Jesus lived a life of obedience, and Satan was crushed under His feet. Obedience does away with disobedience! Satan has no power over us when we obey our Lord! Our life of obedience causes Satan to be crushed under our feet! Do we want to be wise? Obeying God rather than our own feelings is wisdom! This wisdom is from above, for Christ has become our wisdom. Satan, the author of disobedience and discord, will be crushed under our feet when we are true worshipers of the God of peace. The grace of our Lord Jesus Christ empowers us to overcome all evil!
Paul had already sent greetings from the Gentile churches. (v.16) He now sends greetings from some of his personal friends who are with him at the time of writing. (vv.21-23)
Paul regularly dictated his letters to a secretary, but Tertius is the only one whose name is known. (v.22)

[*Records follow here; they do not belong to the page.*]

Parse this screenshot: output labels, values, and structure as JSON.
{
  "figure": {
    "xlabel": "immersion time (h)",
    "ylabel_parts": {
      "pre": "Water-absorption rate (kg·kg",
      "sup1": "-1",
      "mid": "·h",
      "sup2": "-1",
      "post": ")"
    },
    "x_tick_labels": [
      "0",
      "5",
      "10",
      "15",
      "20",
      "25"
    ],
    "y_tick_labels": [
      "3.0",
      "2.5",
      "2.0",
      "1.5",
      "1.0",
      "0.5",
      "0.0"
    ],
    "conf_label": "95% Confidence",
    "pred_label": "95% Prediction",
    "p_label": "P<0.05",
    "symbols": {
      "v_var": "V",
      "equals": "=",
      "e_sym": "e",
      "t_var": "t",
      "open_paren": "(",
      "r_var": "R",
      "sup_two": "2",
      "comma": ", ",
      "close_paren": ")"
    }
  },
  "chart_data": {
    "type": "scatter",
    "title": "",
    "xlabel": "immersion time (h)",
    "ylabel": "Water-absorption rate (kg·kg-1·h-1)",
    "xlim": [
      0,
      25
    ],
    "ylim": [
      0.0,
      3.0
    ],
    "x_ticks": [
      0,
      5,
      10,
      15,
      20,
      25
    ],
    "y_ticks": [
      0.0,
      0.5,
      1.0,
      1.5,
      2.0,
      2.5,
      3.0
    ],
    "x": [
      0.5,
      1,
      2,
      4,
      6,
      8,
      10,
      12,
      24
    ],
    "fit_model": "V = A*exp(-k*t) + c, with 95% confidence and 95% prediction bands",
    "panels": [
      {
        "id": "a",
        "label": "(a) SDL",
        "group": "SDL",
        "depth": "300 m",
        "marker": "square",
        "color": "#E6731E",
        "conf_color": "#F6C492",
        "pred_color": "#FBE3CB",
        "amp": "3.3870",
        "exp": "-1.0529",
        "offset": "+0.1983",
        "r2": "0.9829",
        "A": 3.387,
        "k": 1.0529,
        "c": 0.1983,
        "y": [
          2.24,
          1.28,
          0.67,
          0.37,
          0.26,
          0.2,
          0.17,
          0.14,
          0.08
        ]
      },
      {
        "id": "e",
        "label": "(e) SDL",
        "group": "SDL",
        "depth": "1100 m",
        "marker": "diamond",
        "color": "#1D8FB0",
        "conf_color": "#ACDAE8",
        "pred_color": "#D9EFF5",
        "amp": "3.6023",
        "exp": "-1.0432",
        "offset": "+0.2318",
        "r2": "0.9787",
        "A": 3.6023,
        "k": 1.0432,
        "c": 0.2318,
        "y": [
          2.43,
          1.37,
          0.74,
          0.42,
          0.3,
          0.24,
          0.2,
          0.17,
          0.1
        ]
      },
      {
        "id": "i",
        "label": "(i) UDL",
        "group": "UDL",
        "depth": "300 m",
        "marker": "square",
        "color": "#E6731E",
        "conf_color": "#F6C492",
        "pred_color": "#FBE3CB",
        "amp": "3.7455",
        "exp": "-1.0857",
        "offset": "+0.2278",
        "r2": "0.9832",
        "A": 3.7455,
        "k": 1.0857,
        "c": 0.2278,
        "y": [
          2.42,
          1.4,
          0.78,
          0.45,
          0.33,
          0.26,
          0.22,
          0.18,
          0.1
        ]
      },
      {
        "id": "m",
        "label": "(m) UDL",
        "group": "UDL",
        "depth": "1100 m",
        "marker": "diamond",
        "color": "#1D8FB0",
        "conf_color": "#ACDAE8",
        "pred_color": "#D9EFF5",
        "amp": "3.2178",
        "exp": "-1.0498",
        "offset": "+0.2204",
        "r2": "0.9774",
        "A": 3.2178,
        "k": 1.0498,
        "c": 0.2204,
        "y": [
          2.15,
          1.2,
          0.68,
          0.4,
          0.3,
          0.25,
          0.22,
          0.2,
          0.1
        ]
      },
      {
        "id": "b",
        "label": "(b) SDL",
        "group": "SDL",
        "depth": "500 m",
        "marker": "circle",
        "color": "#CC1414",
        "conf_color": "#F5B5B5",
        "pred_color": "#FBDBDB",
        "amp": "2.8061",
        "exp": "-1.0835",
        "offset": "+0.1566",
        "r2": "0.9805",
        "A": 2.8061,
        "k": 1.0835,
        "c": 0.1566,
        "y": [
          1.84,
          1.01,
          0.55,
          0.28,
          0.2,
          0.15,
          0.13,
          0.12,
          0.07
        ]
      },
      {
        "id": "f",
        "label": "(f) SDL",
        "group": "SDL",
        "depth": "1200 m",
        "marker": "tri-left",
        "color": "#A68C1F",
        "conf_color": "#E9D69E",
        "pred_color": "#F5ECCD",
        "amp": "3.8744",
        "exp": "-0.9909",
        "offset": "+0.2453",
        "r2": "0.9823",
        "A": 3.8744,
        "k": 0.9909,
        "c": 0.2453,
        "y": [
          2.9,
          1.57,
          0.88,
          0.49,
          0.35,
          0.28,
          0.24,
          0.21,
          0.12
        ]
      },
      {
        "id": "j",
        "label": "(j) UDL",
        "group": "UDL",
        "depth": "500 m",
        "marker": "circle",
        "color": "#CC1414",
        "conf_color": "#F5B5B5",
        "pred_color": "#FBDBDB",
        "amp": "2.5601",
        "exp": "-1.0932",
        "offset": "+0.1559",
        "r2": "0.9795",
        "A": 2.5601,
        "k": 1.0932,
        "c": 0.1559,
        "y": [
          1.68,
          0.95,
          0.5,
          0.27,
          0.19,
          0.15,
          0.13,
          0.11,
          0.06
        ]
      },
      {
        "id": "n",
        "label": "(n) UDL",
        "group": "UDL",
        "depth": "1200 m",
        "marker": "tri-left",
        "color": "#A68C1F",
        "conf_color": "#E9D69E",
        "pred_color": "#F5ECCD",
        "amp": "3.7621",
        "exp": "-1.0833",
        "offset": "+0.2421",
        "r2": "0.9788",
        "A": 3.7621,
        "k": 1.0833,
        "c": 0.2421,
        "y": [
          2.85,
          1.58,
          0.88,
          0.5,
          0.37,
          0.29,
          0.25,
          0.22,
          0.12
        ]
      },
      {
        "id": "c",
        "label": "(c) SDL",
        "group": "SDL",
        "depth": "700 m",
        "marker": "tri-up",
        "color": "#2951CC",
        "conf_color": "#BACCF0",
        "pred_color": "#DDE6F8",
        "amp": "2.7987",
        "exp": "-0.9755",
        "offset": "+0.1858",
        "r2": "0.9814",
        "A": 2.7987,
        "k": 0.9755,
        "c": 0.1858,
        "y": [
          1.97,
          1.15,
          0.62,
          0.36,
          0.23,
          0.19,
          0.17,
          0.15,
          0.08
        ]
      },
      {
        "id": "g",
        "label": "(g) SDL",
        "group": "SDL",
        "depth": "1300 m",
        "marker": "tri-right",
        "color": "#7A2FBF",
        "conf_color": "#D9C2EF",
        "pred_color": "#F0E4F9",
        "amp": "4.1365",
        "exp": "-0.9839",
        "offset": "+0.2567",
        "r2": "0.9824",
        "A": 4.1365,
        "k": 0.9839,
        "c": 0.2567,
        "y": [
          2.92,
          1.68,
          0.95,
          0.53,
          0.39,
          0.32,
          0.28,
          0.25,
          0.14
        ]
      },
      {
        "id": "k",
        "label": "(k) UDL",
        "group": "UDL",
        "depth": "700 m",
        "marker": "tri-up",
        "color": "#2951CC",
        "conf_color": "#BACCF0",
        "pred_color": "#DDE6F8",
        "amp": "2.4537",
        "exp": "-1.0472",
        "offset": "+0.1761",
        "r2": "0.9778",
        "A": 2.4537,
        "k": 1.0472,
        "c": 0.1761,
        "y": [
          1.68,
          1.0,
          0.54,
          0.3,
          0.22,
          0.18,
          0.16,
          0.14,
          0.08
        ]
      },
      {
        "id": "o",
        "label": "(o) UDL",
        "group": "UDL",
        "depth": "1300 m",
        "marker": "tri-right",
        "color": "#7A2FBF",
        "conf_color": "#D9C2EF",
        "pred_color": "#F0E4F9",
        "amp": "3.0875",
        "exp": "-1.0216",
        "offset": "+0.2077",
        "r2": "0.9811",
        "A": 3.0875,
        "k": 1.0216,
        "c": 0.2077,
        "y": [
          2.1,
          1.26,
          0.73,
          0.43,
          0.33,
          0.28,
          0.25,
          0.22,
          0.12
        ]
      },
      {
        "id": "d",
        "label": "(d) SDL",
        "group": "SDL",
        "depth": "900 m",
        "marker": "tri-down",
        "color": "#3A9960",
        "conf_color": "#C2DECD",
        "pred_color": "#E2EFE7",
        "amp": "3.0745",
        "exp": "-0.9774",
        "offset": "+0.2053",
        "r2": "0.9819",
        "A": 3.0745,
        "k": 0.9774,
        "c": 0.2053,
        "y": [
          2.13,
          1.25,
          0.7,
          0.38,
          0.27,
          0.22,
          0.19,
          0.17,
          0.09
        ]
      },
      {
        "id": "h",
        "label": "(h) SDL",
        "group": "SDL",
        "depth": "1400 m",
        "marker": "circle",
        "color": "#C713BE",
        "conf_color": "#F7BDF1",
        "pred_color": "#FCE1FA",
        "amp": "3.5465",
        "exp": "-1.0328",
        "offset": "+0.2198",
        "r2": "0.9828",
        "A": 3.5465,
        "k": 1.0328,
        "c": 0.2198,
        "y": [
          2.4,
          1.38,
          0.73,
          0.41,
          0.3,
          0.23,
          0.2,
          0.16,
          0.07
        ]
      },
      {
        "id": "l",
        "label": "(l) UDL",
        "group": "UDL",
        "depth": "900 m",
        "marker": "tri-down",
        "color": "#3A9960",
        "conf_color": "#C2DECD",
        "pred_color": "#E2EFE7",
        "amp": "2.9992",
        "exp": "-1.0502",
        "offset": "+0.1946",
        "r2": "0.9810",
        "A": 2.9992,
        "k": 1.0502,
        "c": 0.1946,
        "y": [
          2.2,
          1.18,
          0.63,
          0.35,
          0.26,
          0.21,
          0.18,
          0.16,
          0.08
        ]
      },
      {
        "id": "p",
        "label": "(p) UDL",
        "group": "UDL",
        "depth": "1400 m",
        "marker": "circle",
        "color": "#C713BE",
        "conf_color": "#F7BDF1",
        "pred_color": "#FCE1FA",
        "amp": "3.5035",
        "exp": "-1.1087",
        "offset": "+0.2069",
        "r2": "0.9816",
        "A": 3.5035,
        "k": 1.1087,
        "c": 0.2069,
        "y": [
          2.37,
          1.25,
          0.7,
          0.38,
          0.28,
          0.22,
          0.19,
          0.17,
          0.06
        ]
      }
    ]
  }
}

Timothy is well-known in the letters. (v.21) He was like a son to the aging Paul. Jason may be the same Jason who was Paul's host in Thessalonica. (Acts 17:5-8) Lucius, Jason and Sosipater are grouped together as Paul's kinsmen. In Acts 20:4, a Sopater of Berea is mentioned as being one of Paul's travelling companions. The name Sopater is a variant of Sosipater; linguistically it is possible that they are the same person. The names, Sosipater and Erastus, have been found inscribed on a marble paving-block at Corinth, dating from this time. Erastus was the city treasurer at Corinth at that time, so it might even be that it his name.
"The grace of our Lord Jesus Christ be with you all. Amen." (v.24) This benediction is Paul's stamp of authenticity. It is a strong exhortation to avail ourselves of the grace of our Lord. All self-effort is futile!
"Now to Him who is able to establish you according to my gospel and the preaching of Jesus Christ, according to the revelation of the mystery which has been kept secret for long ages past, but now is manifested, and by the Scriptures of the prophets, according to the commandment of the eternal God, has been made known to all the nations, leading to obedience of faith; to the only wise God, through Jesus Christ, be the glory forever. Amen." (vv.25-27)
Paul's gospel was Jesus Christ! Paul had never seen the physical Jesus but he had received revelation of the spiritual Christ! He received spiritual sight when his physical eyes were blinded. The prophets had prophesied of the coming Messiah, but it remained a mystery to them because the Christ had not yet been manifested and the Holy Spirit had not yet been poured out. Unless the Lord opens our eyes, He will remain a mystery to us too. The revelation of this mystery brings us into a faith that demands obedience. If we say we have faith, but do not live in harmony with that faith, it is not faith.
What a blessing and comfort to know that God is able to establish us! This is all God's doing! He is the only wise God! In our spiritual growth, we recognize more and more the greatness of His wisdom and His way of doing things! Just as children often do not recognize the wisdom of their parents, so we often fail to recognize God's unsearchable wisdom! Our God is a God of righteousness, hope, patience, consolation, wisdom, joy, peace, love and grace! To Him be all honor and glory! Amen.